Mrs. Jarrett’s first horrendous apocalyptic vision is told in the past tense, as she narrates a vision of torrential rains, buried villages, flooded tunnels, and solitary survivors. Whether this is Mrs. Jarrett’s own private nightmare, informed by science fiction novels or televised documentaries on global warming, we are not told.
The second section of the play begins as the women recall what shops used to exist in their village: the antique shop, the nail parlor, the dentist. The primary voice in this section is Lena’s, who keeps insisting that she does “get out it’s just difficult.” This section ends with another vision of disaster by water voiced by Mrs. Jarrett, ending with a reference to “flood museums.”
As the play progresses, the women discuss everything from their favorite television dramas to their favorite birds to the way ethnic groups hate one another to Sally’s bizarre fear of cats – or something she thinks of as cats – which she believes could be anywhere, even “in a box of matches.” And at the end of each section, Mrs. Jarrett steps forward and imparts visions of chemical contagion, hunger, illness, and fire.
Mrs. Jarrett is portrayed beautifully by Valerie Leonard as a calm, intelligent, rational woman. As the closest thing to a narrator Escaped Alone has, one can assume that the quote from Moby Dick found on the frontispiece of the play applies to her: “I only am escaped alone to tell thee.” It is a testament to Leonard’s abilities as an actress that she seems as comfortable delivering her grotesque observations as she does singing and dancing wildly with the other three characters.
Sally is played by Helen Hedman as the perfect hostess. She emerges stage right with a tray, teapot, and cups and sets the tray on a table near the other actors. She continually fills empty cups throughout the play. Hedman is elegant and controlled until she launches into her aria on feline fear. Then her voice slowly rises as she starts a hilarious long stream-of-consciousness riff, recognizing all the many places that a cat could hide.
Catherine Flye plays Vi as a happy, vivacious woman with plenty of family and wonderful friends.
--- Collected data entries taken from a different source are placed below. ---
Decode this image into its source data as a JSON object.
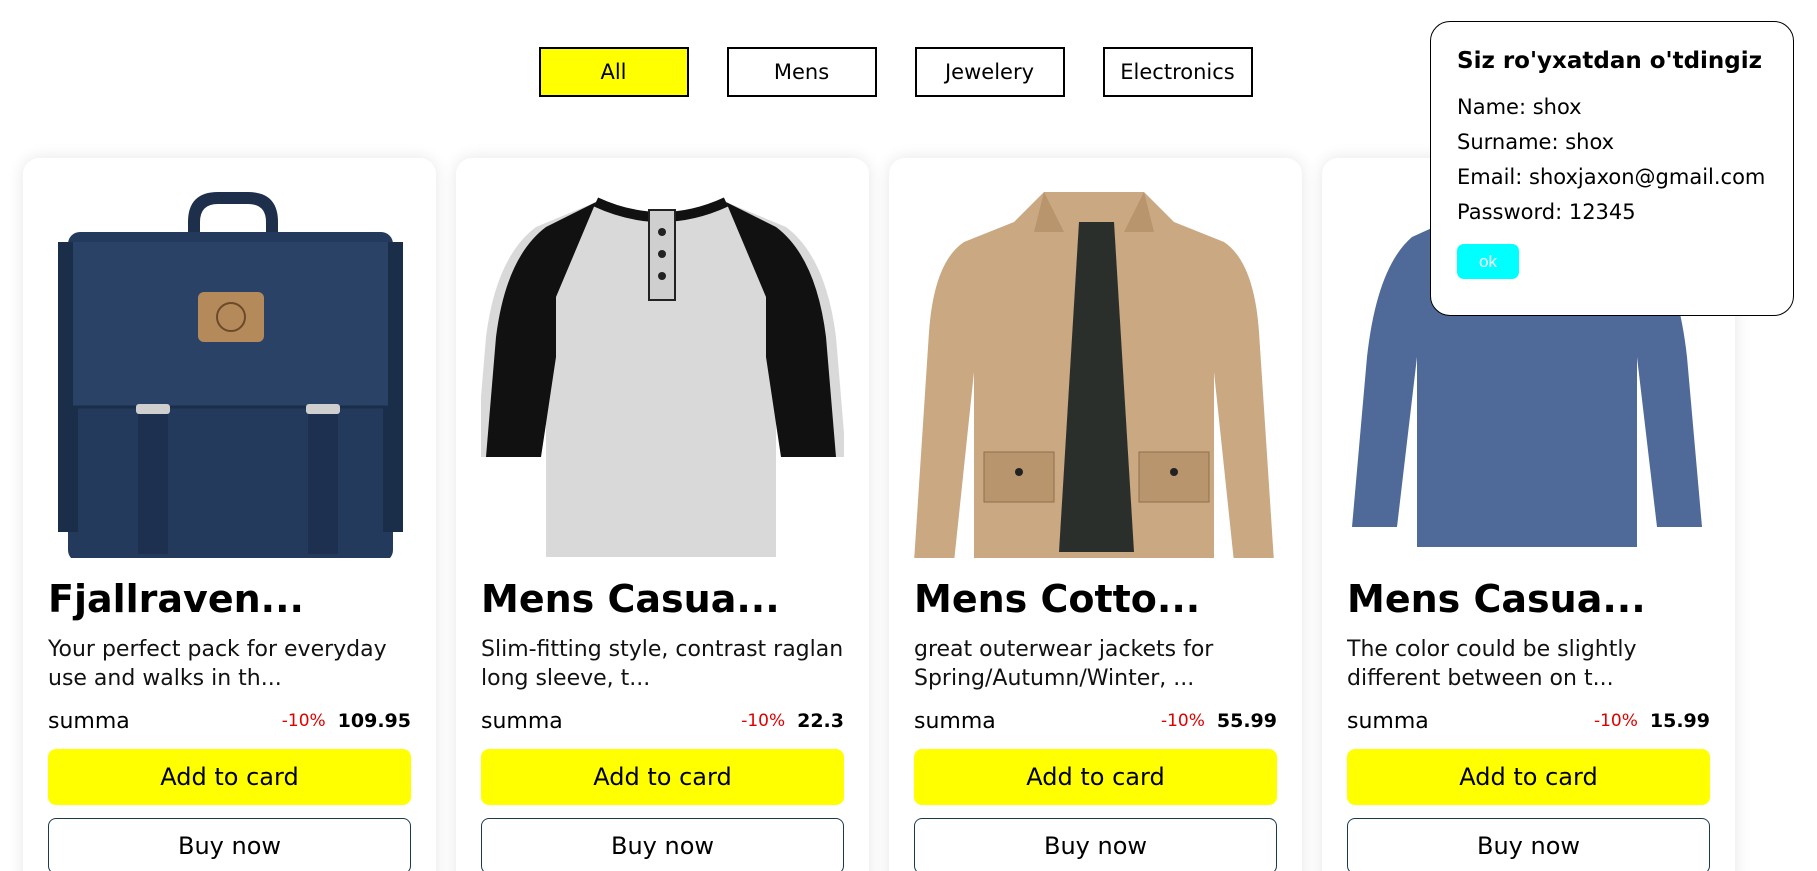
{
  "filters": [
    {
      "label": "All",
      "active": true
    },
    {
      "label": "Mens",
      "active": false
    },
    {
      "label": "Jewelery",
      "active": false
    },
    {
      "label": "Electronics",
      "active": false
    }
  ],
  "products": [
    {
      "image": "backpack-image",
      "title": "Fjallraven...",
      "description": "Your perfect pack for everyday use and walks in th...",
      "price_label": "summa",
      "discount": "-10%",
      "price": "109.95",
      "add_label": "Add to card",
      "buy_label": "Buy now"
    },
    {
      "image": "raglan-tshirt-image",
      "title": "Mens Casua...",
      "description": "Slim-fitting style, contrast raglan long sleeve, t...",
      "price_label": "summa",
      "discount": "-10%",
      "price": "22.3",
      "add_label": "Add to card",
      "buy_label": "Buy now"
    },
    {
      "image": "jacket-image",
      "title": "Mens Cotto...",
      "description": "great outerwear jackets for Spring/Autumn/Winter, ...",
      "price_label": "summa",
      "discount": "-10%",
      "price": "55.99",
      "add_label": "Add to card",
      "buy_label": "Buy now"
    },
    {
      "image": "longsleeve-shirt-image",
      "title": "Mens Casua...",
      "description": "The color could be slightly different between on t...",
      "price_label": "summa",
      "discount": "-10%",
      "price": "15.99",
      "add_label": "Add to card",
      "buy_label": "Buy now"
    }
  ],
  "modal": {
    "title": "Siz ro'yxatdan o'tdingiz",
    "name": "Name: shox",
    "surname": "Surname: shox",
    "email": "Email: shoxjaxon@gmail.com",
    "password": "Password: 12345",
    "ok_label": "ok"
  },
  "colors": {
    "accent_yellow": "#ffff00",
    "discount_red": "#e00000",
    "ok_cyan": "#00ffff",
    "buy_border": "#1b3a4b"
  }
}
The friends have her keys. She has theirs. When eventually the women get up and start to sing and dance, it is Vi who starts the singing. Flye makes it look utterly natural.
Brigid Cleary plays Lena, the saddest of the friends, who takes medication that has made her lose interest in life. Cleary is excellent as Lena, whose depression makes her not want to even talk. As Lena says plaintively, “Why move your mouth and do talking?”
Holly Twyford, one of the area’s finest directors and actors, directs Escaped Alone so that it comes in at exactly its normal running time – 55 minutes – without rushing any of the monologues or dialogue. Twyford emphasizes the abundant humor in the play, even where it exists in Mrs. Jarrett’s dark visions.
Scenic designer Paige Hathaway creates a lovely garden with purple morning glories growing over the fence, and white hydrangeas at the rear of the stage. The women sit in mismatched chairs, their tea-cups in their laps. Costume designer Alison Samantha Johnson dresses all the women in relaxed clothes, slacks and sweaters.
Lighting designer Maria Shaplin designs a sharp change to occur whenever Leonard steps forward before the curtain. There is a spotlight on her until her monologue ends. Then the curtain parts, she walks back to her chair, and continues talking to her friends.
It would be folly to try to compare Escaped Alone to another Churchill play. Churchill has once again created something totally new, not only in subject, but also in form. As in many of Churchill’s works, the ambiguity embedded within the play and the sense of its surreal surrounding is deliberate. By describing the need for intimacy and human connection in a threatening universe, Escaped Alone affords a glimpse into human consciousness unlike any we get from other playwrights.
Running Time: Fifty-five minutes, with no intermission.